Apple's Privacy Ad Armageddon Helps Familiar Tech Giants
(Bloomberg Opinion) -- What some have called the mobile advertising Armageddon is finally upon us. Starting on Monday, Apple Inc. will put in place new privacy protocols that will make it much harder for apps to gather user data for personalizing digital ads. The change will have vast ramifications for how the app economy works and alter the dynamics of power among the top platforms, advertisers and app developers. But it also comes at a pivotal moment for the industry: Just when governments around the world are looking to clamp down on the rising dominance of the largest technology companies, Apple’s latest initiative could further strengthen the hand of those same giants at the expense of smaller rivals.
Apple revealed on Tuesday that its next software update for iPhones, rolling out next week, includes its AppTrackingTransparency requirement. The long-awaited privacy feature will for the first time force all apps to request permission to track a user’s activities across other companies’ apps. Some analysts project more than half of consumers will decline tracking. Several companies have also expressed their uncertainty over the issue. Online dating app Bumble Inc. cautioned in its prospectus that more than 80% of users may decide to opt out, while Snap Inc. acknowledged on Thursday that Apple's changes were an important milestone and could significantly affect how they work with advertisers.
This is a big deal. For those users who opt out, app makers will no longer be able to share the kind of information on activity — such as search topics, types of items purchased and interests — that has allowed developers to compile detailed personal profiles for targeting ads effectively. Advertisers, too, will be at a disadvantage because they will be less able to see which ads led to an online sale or app installation, hurting their ability to measure campaign performance. Ad prices may drop as a result.
Apple, which has more than 1 billion active iPhone users and controls more than half of the U.S. smartphone market, believes it is the right time to move forward on an issue that has drawn scrutiny from regulators, lawmakers and consumer advocates. (For its part, Google is exploring an alternative for its Android operating system, according to Bloomberg News, which cited people with knowledge of the matter.) Technology companies’ control and use of valuable personal data is a big reason tech giants have been under fire, and Apple Chief Executive Officer Tim Cook has acknowledged that the industry hasn’t done enough to respect the privacy of consumers nor been fully transparent on how it exploits their data. And yet, even as this move would seem to be a victory for consumers, the reality is it may increase the dominance of the biggest platforms.
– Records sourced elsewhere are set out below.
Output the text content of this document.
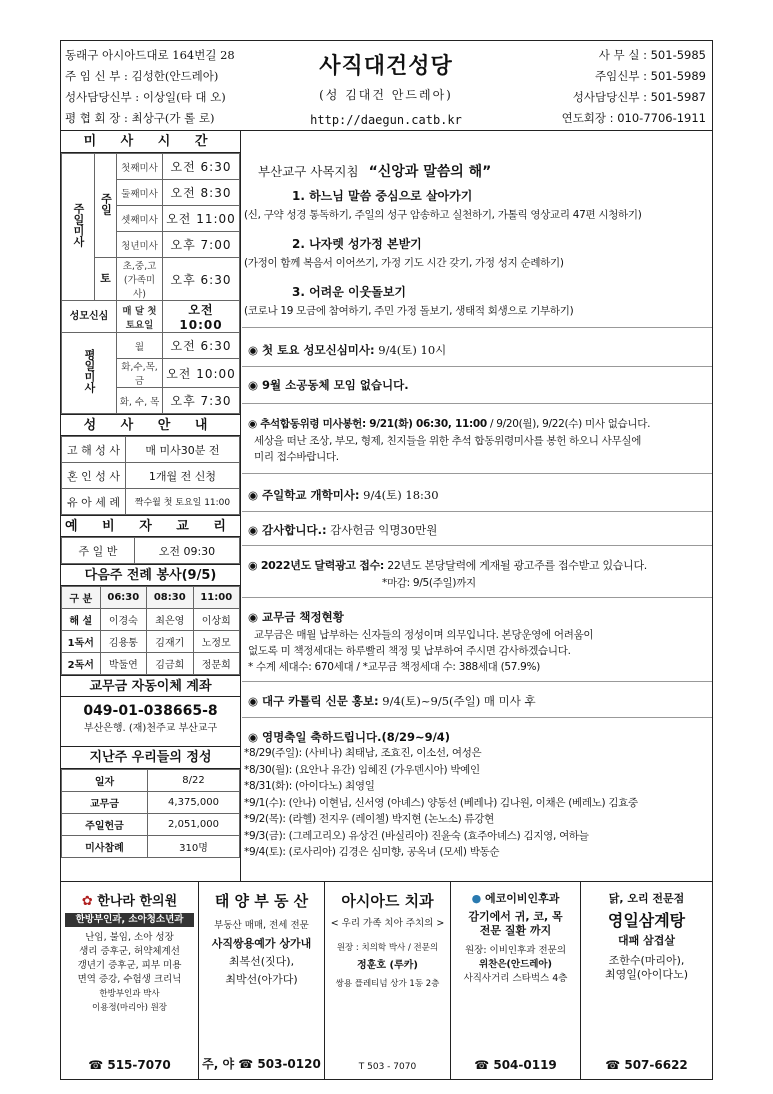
동래구 아시아드대로 164번길 28
주 임 신 부 : 김성한(안드레아)
성사담당신부 : 이상일(타 대 오)
평 협 회 장 : 최상구(가 롤 로)
사직대건성당
(성 김대건 안드레아)
http://daegun.catb.kr
사 무 실 : 501-5985
주임신부 : 501-5989
성사담당신부 : 501-5987
연도회장 : 010-7706-1911
미 사 시 간
주일미사	주일	첫째미사	오전 6:30
		둘째미사	오전 8:30
		셋째미사	오전 11:00
		청년미사	오후 7:00
	토	초,중,고(가족미사)	오후 6:30
성모신심		매 달 첫토요일	오전 10:00
평일미사		월	오전 6:30
		화,수,목,금	오전 10:00
		화, 수, 목	오후 7:30
성 사 안 내
고 해 성 사	매 미사30분 전
혼 인 성 사	1개월 전 신청
유 아 세 례	짝수월 첫 토요일 11:00
예 비 자 교 리
주 일 반	오전 09:30
다음주 전례 봉사(9/5)
구 분	06:30	08:30	11:00
해 설	이경숙	최은영	이상희
1독서	김용통	김재기	노정모
2독서	박둘연	김금희	정문희
교무금 자동이체 계좌
049-01-038665-8
부산은행. (재)천주교 부산교구
지난주 우리들의 정성
일자	8/22
교무금	4,375,000
주일헌금	2,051,000
미사참례	310명
부산교구 사목지침 “신앙과 말씀의 해”
1. 하느님 말씀 중심으로 살아가기
(신, 구약 성경 통독하기, 주일의 성구 암송하고 실천하기, 가톨릭 영상교리 47편 시청하기)
2. 나자렛 성가정 본받기
(가정이 함께 복음서 이어쓰기, 가정 기도 시간 갖기, 가정 성지 순례하기)
3. 어려운 이웃돌보기
(코로나 19 모금에 참여하기, 주민 가정 돌보기, 생태적 회생으로 기부하기)
◉ 첫 토요 성모신심미사: 9/4(토) 10시
◉ 9월 소공동체 모임 없습니다.
◉ 추석합동위령 미사봉헌: 9/21(화) 06:30, 11:00 / 9/20(월), 9/22(수) 미사 없습니다.
세상을 떠난 조상, 부모, 형제, 친지들을 위한 추석 합동위령미사를 봉헌 하오니 사무실에
미리 접수바랍니다.
◉ 주일학교 개학미사: 9/4(토) 18:30
◉ 감사합니다.: 감사헌금 익명30만원
◉ 2022년도 달력광고 접수: 22년도 본당달력에 게재될 광고주를 접수받고 있습니다.
*마감: 9/5(주일)까지
◉ 교무금 책정현황
교무금은 매월 납부하는 신자들의 정성이며 의무입니다. 본당운영에 어려움이
없도록 미 책정세대는 하루빨리 책정 및 납부하여 주시면 감사하겠습니다.
* 수계 세대수: 670세대 / *교무금 책정세대 수: 388세대 (57.9%)
◉ 대구 카톨릭 신문 홍보: 9/4(토)~9/5(주일) 매 미사 후
◉ 영명축일 축하드립니다.(8/29~9/4)
*8/29(주일): (사비나) 최태남, 조효진, 이소선, 여성은
*8/30(월): (요안나 유간) 임혜진 (가우덴시아) 박예인
*8/31(화): (아이다노) 최영일
*9/1(수): (안나) 이현님, 신서영 (아녜스) 양동선 (베레나) 김나원, 이채은 (베레노) 김효중
*9/2(목): (라헬) 전지우 (레이첼) 박지현 (논노소) 류강현
*9/3(금): (그레고리오) 유상건 (바실리아) 진윤숙 (효주아녜스) 김지영, 여하늘
*9/4(토): (로사리아) 김경은 심미향, 공옥녀 (모세) 박동순
✿ 한나라 한의원
한방부인과, 소아청소년과
난임, 불임, 소아 성장
생리 증후군, 허약체계선
갱년기 증후군, 피부 미용
면역 증강, 수험생 크리닉
한방부인과 박사
이용정(마리아) 원장
☎ 515-7070
태 양 부 동 산
부동산 매매, 전세 전문
사직쌍용예가 상가내
최복선(짓다),
최박선(아가다)
주, 야 ☎ 503-0120
아시아드 치과
< 우리 가족 치아 주치의 >
원장 : 치의학 박사 / 전문의
정훈호 (루카)
쌍용 플레티넘 상가 1동 2층
T 503 - 7070
● 에코이비인후과
감기에서 귀, 코, 목
전문 질환 까지
원장: 이비인후과 전문의
위찬은(안드레아)
사직사거리 스타벅스 4층
☎ 504-0119
닭, 오리 전문점
영일삼계탕
대패 삼겹살
조한수(마리아),
최영일(아이다노)
☎ 507-6622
Apple may stand to benefit the most. As mobile ads in general become less effective, that may spur developers to charge up front for apps or implement paid subscriptions. Either of those options would increase Apple’s profitability because it takes a commission of as much as 30% for any digital content sold on its platform (its App Store is already the subject of antitrust efforts). The privacy push could also help the company’s device sales, convincing consumers it cares more about protecting their data. It may even help Apple’s own advertising business. The Financial Times reported on Thursday the company plans to add a second advertising slot on its App Store search page later this month just as app makers will be looking for other alternatives.
Facebook may turn out to be a winner too, despite its prominent position in the mobile-ad market. Bank of America research estimates Apple’s changes will decrease the social media company’s revenue by only 3% after accounting for the exposure of its ad network business to iOS and likely lower rates for app installation ads. Last month, Facebook CEO Mark Zuckerberg explained why the development could make the company stronger over time. He said it would compel more businesses to buy advertising and sell goods on their platforms as targeted ads elsewhere become less effective. “I’m confident that we are going to be able to manage through that situation,” he said as a guest on the Clubhouse show “PressClub.” “We’ll be in a good position.”
Zuckerberg is probably right. Digital advertising dollars will have to flow somewhere, and Apple’s new policy does nothing to stop companies from tracking user behavior inside their own apps and ecosystems. So the assets of incumbents Facebook and Google parent Alphabet Inc. — both of which have unrivaled quantities of internal data on what the billions of users on their platforms buy or are interested in — become even more valuable for advertisers. Marketers will now pay more to buy an Instagram shopping ad if they can see it led to a direct sale inside an Instagram e-commerce Shop.
A similar dynamic is likely to play out in the world of mobile gaming apps. Big companies — including Candy Crush-maker Activision Blizzard Inc.’s King and Zynga Inc. — will have an easier time pinpointing the big spenders, or “whales,” among their bases of more than 100 million players, putting them at an advantage. But the smaller developers that do not have the luxury of large captive gamer communities will suffer as they have relied on external ad-targeting to find their best customers in the past.
There is no doubt Apple’s move will have positive effects on the privacy practices for the entire industry. That should be applauded. But on the inequality front, where a handful of technology behemoths grow more dominant while increasingly stifling the competition — this move may only exacerbate the problem.
This column does not necessarily reflect the opinion of the editorial board or Bloomberg LP and its owners.
Tae Kim is a Bloomberg Opinion columnist covering technology. He previously covered technology for Barron's, following an earlier career as an equity analyst.